The 27th president of the United States had just finished trying to placate a passel of angry suffragettes at the White House. With an empty afternoon stretching ahead, William Howard Taft turned to an aide and said, "Let's go to the ballgame."
A couple of hours later, the 300-pound chief executive struggled out of his seat at American League Park and tossed a baseball to Walter Johnson, the Senators pitcher. Thus was born, on April 14, 1910, one of the sports oldest traditions - the notion that Opening Day in Washington is something very special. This holds true even when the president doesn't attend, as will be the case this afternoon.
For decades, Washington shared the honor of always opening at home, along with Cincinnati, where baseball's first all-professional team played in 1869. But today as the Nationals face the Atlanta Braves at Nationals Park, that distinction has been distinctly muted.
According to Major League Baseball in its infinite wisdom, the Nats often must yield regional Opening Day honors to the Baltimore Orioles. Even when Washington does begin at home, it must share attention with other sites as part of an ESPN slate.
This foolishness comes from the same MLB dunderheads who permitted the nation's capital to endure 33 seasons (1972 through 2004) without representation in the so-called "national pastime," so we shouldn't be surprised. But any Washington fan with gray in his hair knows Opening Day is something special in this city.
I've attended more than 20 D.C. openers since 1950, when the original Senators spanked the Athletics 8-7 at the start of Connie Mack's 50th and final season as the A's manager. My family and I were seated in the corner of the left-field stands at Griffith Stadium where an overhang obstructed most of the field. The only players we saw were the left fielders - Washington's Gil Coan, Philadelphia's Barney McCosky - but we had a nice view of an alley between the stands and the bleachers.
Some managers and players hate Opening Day with all its pomp and circumstance. It's only 1/162nd of a season, after all, and the way to succeed in baseball is by remaining on an even keel. You'll never hear anybody in spikes saying he was "up for the game." It's necessary to treat every day like the one before and the one ahead.
For fans, though, Opening Day always seems warm and wonderful, even if the temperature is 35 degrees. No other sport so heralds, at the start of each season, a kind of spiritual rebirth for those who love it.

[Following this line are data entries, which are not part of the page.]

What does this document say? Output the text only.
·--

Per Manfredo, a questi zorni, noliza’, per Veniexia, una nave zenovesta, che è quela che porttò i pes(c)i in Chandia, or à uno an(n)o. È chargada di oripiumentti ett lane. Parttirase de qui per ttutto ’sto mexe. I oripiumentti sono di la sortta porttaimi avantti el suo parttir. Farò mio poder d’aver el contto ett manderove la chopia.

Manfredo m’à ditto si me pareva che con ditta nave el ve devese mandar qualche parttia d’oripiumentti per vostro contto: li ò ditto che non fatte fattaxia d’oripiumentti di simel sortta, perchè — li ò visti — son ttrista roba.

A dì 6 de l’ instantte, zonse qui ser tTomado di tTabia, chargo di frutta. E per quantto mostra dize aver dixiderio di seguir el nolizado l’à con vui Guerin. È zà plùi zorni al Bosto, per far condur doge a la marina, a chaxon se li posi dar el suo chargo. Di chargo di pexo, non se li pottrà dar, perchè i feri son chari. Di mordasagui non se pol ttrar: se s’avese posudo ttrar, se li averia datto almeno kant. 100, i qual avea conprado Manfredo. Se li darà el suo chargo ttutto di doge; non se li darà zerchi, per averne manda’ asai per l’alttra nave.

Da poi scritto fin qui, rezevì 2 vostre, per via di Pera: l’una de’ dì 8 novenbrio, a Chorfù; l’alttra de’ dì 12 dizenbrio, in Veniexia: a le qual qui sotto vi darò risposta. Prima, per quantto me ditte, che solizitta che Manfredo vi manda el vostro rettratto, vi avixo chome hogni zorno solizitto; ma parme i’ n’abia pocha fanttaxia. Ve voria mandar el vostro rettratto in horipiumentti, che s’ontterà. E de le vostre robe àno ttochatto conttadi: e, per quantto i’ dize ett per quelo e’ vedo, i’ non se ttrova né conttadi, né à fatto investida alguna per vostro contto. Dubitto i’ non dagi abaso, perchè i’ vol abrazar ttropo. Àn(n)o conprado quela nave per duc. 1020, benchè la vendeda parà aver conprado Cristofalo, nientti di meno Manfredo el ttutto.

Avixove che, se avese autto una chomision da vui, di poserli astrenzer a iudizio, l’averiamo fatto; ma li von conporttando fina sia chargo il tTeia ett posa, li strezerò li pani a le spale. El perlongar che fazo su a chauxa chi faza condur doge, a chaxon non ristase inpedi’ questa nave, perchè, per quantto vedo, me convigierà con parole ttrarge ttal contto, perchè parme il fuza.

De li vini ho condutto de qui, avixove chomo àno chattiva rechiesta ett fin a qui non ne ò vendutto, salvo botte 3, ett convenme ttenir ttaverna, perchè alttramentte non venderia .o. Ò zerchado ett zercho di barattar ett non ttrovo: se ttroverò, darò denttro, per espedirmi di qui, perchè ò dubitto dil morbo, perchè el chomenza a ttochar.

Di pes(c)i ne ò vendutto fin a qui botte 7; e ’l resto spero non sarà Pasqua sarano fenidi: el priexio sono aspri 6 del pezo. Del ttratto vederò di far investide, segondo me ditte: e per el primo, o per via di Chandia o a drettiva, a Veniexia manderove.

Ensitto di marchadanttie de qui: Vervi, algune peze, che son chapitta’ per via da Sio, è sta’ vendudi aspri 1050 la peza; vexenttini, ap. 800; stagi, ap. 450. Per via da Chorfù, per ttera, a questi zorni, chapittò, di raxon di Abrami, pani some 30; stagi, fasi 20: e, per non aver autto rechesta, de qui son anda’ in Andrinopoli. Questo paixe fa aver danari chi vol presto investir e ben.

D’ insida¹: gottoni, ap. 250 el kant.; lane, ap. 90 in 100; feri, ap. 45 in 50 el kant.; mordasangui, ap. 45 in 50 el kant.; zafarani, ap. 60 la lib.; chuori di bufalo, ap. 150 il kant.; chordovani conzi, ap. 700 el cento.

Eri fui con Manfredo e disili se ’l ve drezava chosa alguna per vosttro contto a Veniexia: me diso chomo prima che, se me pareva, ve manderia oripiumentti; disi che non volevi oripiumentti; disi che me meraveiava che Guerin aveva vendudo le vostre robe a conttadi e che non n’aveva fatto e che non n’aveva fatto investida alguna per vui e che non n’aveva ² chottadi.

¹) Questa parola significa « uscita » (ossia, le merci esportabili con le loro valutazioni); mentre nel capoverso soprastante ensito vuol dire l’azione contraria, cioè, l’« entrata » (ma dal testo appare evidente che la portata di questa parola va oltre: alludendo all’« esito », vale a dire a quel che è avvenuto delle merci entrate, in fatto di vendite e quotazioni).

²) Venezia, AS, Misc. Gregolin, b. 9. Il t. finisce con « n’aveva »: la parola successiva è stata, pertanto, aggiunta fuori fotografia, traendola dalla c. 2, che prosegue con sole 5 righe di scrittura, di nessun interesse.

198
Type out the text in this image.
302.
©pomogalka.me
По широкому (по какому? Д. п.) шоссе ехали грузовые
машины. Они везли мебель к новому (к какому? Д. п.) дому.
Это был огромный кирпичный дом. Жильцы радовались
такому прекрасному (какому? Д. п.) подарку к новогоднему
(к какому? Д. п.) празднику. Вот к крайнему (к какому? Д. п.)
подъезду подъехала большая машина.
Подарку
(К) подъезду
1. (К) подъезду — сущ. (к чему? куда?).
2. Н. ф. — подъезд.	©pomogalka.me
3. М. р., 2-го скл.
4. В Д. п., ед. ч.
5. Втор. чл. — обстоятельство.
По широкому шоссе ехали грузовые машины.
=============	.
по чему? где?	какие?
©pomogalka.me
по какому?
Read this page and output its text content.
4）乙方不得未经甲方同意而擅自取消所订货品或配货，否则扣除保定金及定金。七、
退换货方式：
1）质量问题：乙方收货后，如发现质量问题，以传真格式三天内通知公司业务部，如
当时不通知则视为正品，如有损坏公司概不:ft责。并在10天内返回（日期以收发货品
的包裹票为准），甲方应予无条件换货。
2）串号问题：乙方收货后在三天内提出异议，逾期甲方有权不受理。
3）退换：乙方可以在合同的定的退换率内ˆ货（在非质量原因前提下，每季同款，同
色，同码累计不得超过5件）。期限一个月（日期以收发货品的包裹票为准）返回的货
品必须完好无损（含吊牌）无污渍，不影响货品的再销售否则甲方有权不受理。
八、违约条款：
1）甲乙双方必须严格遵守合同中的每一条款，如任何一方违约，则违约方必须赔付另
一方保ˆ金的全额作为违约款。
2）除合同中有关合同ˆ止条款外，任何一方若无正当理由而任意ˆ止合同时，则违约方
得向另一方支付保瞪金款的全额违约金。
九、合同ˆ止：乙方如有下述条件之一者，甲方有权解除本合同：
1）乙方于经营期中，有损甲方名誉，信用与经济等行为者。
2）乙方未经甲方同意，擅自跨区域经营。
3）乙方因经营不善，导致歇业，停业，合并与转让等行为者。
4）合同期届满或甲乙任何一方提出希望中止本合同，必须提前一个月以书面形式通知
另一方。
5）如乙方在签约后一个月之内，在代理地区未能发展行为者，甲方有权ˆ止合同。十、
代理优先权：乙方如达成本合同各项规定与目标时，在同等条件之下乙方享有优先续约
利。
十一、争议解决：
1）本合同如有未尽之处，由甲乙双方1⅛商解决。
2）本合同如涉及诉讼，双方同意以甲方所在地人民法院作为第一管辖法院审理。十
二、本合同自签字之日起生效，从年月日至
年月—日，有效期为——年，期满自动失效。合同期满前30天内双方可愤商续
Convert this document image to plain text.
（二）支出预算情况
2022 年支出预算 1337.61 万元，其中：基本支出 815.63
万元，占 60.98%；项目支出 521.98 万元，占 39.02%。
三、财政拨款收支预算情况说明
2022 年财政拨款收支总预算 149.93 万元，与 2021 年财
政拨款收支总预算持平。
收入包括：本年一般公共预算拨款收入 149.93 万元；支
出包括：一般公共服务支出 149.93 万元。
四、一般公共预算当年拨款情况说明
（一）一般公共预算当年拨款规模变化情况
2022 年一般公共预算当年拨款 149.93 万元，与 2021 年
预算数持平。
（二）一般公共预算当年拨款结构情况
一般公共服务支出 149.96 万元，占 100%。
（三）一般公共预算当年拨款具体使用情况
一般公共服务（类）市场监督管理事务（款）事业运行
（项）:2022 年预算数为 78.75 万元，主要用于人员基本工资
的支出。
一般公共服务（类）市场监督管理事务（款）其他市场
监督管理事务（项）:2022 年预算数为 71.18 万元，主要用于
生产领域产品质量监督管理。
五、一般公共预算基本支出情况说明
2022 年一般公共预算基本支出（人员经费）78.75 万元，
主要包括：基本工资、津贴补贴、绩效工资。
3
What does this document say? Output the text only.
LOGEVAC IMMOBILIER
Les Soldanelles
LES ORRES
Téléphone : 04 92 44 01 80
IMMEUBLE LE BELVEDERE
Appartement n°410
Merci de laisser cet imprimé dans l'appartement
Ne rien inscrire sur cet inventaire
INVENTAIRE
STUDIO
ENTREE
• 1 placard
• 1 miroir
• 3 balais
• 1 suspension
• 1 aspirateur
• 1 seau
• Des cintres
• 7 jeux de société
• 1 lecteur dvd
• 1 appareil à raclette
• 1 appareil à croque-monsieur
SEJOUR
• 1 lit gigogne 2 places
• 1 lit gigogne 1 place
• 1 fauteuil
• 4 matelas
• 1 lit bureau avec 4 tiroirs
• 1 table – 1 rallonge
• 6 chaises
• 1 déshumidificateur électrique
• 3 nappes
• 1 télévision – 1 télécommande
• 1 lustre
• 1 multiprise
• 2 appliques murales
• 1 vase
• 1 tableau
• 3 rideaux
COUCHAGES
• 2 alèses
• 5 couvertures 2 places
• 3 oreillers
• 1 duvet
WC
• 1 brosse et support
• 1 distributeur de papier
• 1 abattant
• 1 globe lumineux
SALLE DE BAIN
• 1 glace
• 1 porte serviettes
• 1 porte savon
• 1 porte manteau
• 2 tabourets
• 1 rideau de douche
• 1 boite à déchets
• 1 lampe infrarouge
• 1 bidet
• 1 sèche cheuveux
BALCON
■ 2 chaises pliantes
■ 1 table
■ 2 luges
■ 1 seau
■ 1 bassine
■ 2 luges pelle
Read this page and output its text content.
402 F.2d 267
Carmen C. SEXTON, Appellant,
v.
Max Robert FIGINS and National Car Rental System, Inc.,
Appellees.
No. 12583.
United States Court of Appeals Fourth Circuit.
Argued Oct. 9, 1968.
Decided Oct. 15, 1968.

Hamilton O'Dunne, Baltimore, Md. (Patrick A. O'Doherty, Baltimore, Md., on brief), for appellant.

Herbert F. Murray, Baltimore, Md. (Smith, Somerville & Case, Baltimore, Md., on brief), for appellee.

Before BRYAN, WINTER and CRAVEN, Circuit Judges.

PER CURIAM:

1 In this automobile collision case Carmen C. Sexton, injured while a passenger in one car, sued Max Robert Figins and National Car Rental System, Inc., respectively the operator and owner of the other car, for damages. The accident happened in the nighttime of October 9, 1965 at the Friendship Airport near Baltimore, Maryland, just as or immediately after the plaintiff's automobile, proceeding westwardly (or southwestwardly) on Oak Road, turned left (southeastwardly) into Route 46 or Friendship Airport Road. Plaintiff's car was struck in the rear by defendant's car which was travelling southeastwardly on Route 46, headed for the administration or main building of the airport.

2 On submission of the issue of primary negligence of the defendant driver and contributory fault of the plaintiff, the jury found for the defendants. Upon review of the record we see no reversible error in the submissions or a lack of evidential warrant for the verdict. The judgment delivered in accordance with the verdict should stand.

Presidents from Taft through Richard Nixon, plus George W. Bush and Barack Obama, have abandoned their cares and woe to show up for Opening Day in Washington. And sometimes the occasion produces great drama.
In 1954, local icon Mickey Vernon beat the Yankees with a 10th-inning home run and was escorted to the presidential box for a handshake from Ike. Seventeen years later, the last Washington team before the Great Baseball Void thrashed the A's and pitcher Vida Blue, who would win his next 12 decisions and the American League Cy Young Award. In 2008, Ryan Zimmerman's walk-off homer dedicated Nationals Park spectacularly.
When a Washington team wins the opener, you see, it finds itself in first place at least for 24 hours. That's unique, too.
Humor also has graced Opening Day. Ambidextrous Harry Truman kept everybody guessing whether he would throw out the first ball righty or lefty. And the all-time chutzpah award goes to White Sox outfielder Jim Rivera, who caught the ceremonial toss from newly inaugurated John F. Kennedy in 1961 and presented the ball to the prez for his signature. When JFK handed it back, Rivera peered at the scrawled letters and scowled.
"What's this garbage?" he demanded. "Is that the way they teach you to write at Harvard? Give me a signature somebody can read."
Kennedy laughed and rewrote his name more legibly.
That was a memorable moment, one of many on Opening Day in Washington. It should be a fixture each spring from here to eternity.